In theory, high-level atomic waste remains radioactive or radiotoxic for 100,000 years and therefore needs to be stored for that amount of time, while low-level waste becomes inert — and therefore safe — after only 300 years.
During the Chinese Nationalist Party (KMT) authoritarian era, Lanyu was chosen as a site for the interim storage of low-level radioactive waste. Originally, the plan was to dispose of the toxic material in a nearby ocean trench, but this idea was abandoned when dumping nuclear waste in the ocean was prohibited by international conventions on atomic waste management. However, low-level waste was still shipped to Lanyu to be warehoused there, a practice that only stopped when incensed local residents reached the end of their patience and prevented the ships carrying the waste from docking.
The cylinders containing low-level waste that were already on the island started rusting just 10 years after they were built. In 2008, when the council conducted a comprehensive inspection of the Lanyu containers, it found that they were already severely rusted and some had broken open — not a single one was in a perfect condition.
If the authorities take this approach to low-level waste, which is comparatively simple to handle, it is no wonder that the public is concerned about how they tackle high-level waste, which is thousands of times more dangerous.
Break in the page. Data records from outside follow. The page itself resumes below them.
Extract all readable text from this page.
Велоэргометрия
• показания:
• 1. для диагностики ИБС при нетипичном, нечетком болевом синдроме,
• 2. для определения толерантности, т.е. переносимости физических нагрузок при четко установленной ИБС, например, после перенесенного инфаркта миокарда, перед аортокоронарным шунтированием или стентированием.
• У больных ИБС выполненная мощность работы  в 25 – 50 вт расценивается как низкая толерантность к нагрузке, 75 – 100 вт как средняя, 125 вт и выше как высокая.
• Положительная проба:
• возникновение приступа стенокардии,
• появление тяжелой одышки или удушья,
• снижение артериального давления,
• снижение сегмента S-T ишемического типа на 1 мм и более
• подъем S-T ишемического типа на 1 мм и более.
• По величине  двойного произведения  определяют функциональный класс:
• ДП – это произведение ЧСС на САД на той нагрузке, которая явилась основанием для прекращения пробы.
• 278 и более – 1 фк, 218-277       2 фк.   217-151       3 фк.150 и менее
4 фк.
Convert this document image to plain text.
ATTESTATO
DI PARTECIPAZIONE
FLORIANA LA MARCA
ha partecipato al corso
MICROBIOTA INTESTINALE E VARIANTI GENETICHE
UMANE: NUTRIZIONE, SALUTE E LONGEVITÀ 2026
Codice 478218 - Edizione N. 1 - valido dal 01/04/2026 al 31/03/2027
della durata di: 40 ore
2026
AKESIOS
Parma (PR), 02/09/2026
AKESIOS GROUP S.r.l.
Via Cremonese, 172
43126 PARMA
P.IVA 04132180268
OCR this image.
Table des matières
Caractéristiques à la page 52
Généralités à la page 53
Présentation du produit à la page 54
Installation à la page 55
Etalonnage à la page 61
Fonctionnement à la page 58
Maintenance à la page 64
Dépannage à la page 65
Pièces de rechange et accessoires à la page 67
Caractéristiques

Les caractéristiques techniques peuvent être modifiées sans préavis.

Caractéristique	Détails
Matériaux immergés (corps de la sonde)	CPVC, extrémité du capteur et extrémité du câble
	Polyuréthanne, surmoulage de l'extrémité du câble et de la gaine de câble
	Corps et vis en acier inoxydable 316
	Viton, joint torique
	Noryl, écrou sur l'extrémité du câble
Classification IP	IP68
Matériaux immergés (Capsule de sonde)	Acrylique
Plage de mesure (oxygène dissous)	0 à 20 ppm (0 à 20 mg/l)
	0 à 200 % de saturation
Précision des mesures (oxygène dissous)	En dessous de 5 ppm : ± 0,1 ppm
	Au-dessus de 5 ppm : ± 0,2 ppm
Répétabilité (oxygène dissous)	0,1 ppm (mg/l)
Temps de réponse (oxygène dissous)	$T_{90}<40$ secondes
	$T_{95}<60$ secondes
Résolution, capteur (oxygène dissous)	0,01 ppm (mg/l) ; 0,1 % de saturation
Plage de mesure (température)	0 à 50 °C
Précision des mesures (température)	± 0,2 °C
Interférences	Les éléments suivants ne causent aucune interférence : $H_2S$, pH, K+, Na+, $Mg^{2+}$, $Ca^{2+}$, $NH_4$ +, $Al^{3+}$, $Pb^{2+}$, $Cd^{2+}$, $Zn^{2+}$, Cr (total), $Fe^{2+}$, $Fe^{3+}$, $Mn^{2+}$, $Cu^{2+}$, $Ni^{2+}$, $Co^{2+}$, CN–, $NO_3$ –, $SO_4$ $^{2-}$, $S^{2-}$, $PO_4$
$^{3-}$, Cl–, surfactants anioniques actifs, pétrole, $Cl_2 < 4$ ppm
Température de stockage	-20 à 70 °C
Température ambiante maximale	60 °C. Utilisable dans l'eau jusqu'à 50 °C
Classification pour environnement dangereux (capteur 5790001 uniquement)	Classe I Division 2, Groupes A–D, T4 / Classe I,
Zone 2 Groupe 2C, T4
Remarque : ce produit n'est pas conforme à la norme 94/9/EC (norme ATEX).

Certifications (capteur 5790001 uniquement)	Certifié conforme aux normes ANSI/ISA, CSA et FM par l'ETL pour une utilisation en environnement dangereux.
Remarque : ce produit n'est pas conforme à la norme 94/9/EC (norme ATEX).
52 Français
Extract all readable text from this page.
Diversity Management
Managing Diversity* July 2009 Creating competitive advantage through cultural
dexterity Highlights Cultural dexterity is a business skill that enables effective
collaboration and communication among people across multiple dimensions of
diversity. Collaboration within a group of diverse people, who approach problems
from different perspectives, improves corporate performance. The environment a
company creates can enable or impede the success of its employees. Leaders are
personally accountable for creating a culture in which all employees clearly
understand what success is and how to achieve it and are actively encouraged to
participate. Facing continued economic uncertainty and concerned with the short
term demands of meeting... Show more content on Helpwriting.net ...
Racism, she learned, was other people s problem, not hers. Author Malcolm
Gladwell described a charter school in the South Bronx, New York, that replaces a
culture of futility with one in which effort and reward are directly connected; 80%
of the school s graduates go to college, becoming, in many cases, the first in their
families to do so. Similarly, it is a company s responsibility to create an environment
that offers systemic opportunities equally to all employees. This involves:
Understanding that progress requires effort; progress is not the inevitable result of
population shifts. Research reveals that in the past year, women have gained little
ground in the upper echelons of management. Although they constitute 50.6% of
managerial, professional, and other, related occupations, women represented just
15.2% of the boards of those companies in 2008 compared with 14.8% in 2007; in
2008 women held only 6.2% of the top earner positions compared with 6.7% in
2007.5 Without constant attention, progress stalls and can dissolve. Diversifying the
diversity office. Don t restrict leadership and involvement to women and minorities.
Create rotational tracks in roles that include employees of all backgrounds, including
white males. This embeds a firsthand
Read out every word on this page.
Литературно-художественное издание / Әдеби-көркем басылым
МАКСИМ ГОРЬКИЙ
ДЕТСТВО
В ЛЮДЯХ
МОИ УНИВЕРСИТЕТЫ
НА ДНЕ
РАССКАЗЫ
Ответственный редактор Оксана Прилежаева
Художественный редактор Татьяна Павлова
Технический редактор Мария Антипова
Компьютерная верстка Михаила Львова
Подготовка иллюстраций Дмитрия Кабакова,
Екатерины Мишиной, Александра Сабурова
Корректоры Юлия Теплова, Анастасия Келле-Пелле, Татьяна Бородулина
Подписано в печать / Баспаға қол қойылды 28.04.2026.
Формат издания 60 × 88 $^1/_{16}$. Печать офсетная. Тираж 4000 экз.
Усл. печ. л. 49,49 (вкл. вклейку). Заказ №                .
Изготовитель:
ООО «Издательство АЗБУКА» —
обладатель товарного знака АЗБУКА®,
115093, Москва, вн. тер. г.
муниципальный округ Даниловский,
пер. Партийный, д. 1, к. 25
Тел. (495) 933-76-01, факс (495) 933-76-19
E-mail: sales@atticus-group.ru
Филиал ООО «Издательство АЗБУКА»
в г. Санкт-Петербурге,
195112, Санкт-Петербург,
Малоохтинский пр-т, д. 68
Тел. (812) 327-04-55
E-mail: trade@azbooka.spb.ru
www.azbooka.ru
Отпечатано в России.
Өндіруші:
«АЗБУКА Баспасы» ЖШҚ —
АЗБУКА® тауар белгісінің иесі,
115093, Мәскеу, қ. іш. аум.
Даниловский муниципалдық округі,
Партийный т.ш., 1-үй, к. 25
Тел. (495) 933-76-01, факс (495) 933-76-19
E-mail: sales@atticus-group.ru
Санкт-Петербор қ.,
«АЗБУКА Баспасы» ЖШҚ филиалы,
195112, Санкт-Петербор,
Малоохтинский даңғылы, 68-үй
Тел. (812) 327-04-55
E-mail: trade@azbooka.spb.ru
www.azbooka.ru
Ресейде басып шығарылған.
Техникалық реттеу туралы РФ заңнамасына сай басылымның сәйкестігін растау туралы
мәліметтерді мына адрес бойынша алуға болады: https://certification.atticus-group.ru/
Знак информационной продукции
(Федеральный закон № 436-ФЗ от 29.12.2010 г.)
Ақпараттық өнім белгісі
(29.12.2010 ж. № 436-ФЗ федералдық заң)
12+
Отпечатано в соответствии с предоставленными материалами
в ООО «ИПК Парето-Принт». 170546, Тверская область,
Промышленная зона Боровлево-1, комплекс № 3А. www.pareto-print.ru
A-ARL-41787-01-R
Despite this, officials refuse to carry out practical simulations, carry out drills on recontaining waste in the event of a cylinder being compromised, or establish a comprehensive monitoring system.
Dry cask storage is supposed to be an interim solution to be employed for several decades only. However, Taipower and the council seem to view it as a permanent solution. Given this, it seems inevitable that sooner or later, a high-concentration radioactive leak will occur that will turn this beautiful country into a ghost island that will be impossible to bring back to life.
Gloria Hsu is a professor in National Taiwan University’s Department of Atmospheric Sciences.